Caitling supports Stephen through and through. As many more untruthful details spring to view, and Adam won't let things be, Chuck comes to the point when he insists on being taken to the location where that computer-geek convention took place right away. Stephen feels unsure, and tries to talk his way out of it, but this time to no avail. Chuck comes to realise that there are many problems with Stephen's story: the hotel where it was celebrated does not know anything about a convention of that kind, the actual room where it was supposed to have taken place is not big enough to accommodate the huge number of people Stephen says he himself saw, etc... More and more details appear missing, and the teenager who supposedly earned that million dollars is nowhere to be seen.
The pressure increases, especially on Chuck. There comes a moment when Chuck faces a wall display with The New Republic's old numbers, and he starts pulling them out, re-reading Stephen's editorial contributions once again, this time with a view to finding strange details, unlikely events, non-existent names of people and companies, dates which don't hold up, etc. Caitlin talks to Chuck. She is really upset when Stephen gets fired, and she is disappointed because Chuck and higher levels of management are not standing by Stephen. Chuck talks to her, saying that everybody believed what Stephen said because they all liked him, and that she should use her journalistic instinct to find out whether Stephen had been lying or not.

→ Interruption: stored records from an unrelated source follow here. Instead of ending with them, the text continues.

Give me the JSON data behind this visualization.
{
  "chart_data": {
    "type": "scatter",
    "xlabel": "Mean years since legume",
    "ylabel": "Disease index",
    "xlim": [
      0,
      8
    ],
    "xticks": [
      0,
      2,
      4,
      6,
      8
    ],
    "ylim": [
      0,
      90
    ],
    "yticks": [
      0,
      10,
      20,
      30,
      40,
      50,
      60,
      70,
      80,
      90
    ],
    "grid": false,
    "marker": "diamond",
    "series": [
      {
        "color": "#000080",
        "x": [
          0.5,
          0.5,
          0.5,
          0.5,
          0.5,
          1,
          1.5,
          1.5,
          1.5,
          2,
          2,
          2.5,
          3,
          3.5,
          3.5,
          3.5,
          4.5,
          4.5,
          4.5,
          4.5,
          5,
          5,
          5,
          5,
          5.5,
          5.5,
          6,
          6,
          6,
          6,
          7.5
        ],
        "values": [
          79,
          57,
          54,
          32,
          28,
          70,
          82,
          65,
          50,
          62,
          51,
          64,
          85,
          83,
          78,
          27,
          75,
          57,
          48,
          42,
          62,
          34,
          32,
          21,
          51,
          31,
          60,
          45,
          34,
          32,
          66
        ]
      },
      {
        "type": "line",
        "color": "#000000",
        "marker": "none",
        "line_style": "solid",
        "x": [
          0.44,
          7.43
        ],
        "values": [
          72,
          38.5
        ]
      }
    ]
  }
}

This makes Caitlin think, and she admits that Chuck is right: they all had been fooled by Stephen's charm and his news bombshells. The New Republic will write an editorial retracting almost half of Stephen Glass' news stories, and admitting to some more details in some more articles which cannot be put to the test concerning their veracity.
The last captions of the film say what happened to the people behind this story:
- Caitlin kept on writing for the New Republic
- Stephen did not want to comment on the film, and he dedicated full time to the study of law at university.
- Adam Penenberg's story made it to the headlines itself, and it became recorded as the first real breakthrough for internet newspapers.